How accurate is K-means clustering as predictor of subcategories in the metal-metalloid-nonmetal trend?
I started with a database containing some of the properties of the chemical elements: Atomic number, atomic weight, electronegativity, ionization potential, atomic radius, atomic volume, boiling point, covalent radius, density, heat of fusion, heat of vaporization, melting point, and specific heat capacity. A quick cleaning of the data gave me a reduced dataset with 80 elements.

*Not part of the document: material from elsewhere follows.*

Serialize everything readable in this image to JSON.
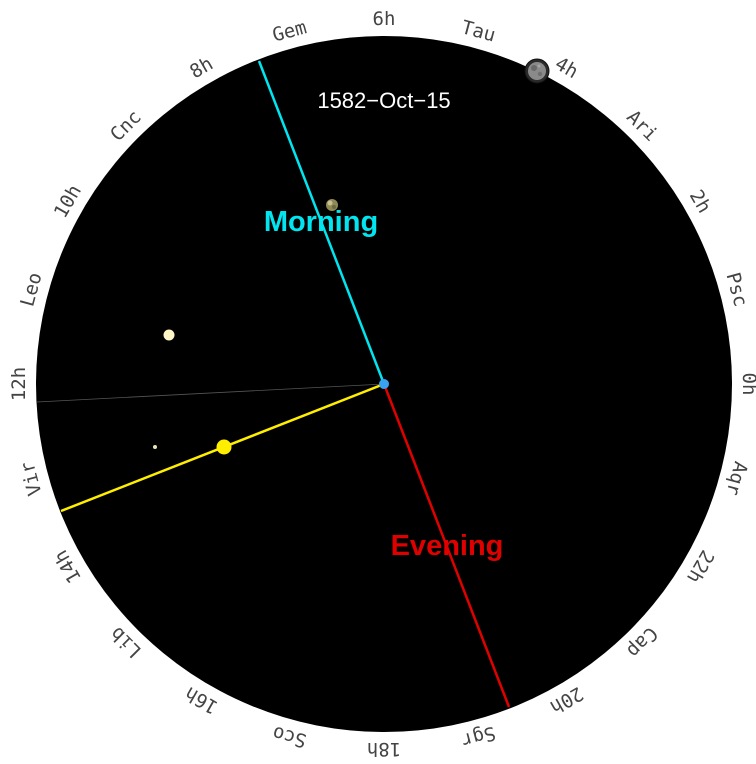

I applied Lloyd’s clustering algorithm to this dataset, imposing 10 clusters. My hope was that the K-means method would be accurate enough to put together all elements from the same metal-metalloid-nonmetal trend. In other words, I expected each cluster to match one of the following: Alkali metals, alkaline earth metals, lanthanides, actinides, transition metals, post-transition metals, metalloids, polyatomic nonmetals, diatomic nonmetals, or noble gasses.
I included an interactive Bokeh diagram with the results. This diagram offers four possible projections of the data: isometric map, principal component analysis, spectral embedding, and local linear embedding. The tabs in the menu of the diagram allow to switch among the four computed projections. In any case, the chart presents all clustered elements as points with the same color. Hovering over any point offers a tooltip with both the name and the atomic number of the corresponding chemical element. Using zoom or box-zoom capabilities to isolate different clusters enhances the information obtained.
Note how the orange cluster gathers all noble gases together—although some extra elements have been included in this group.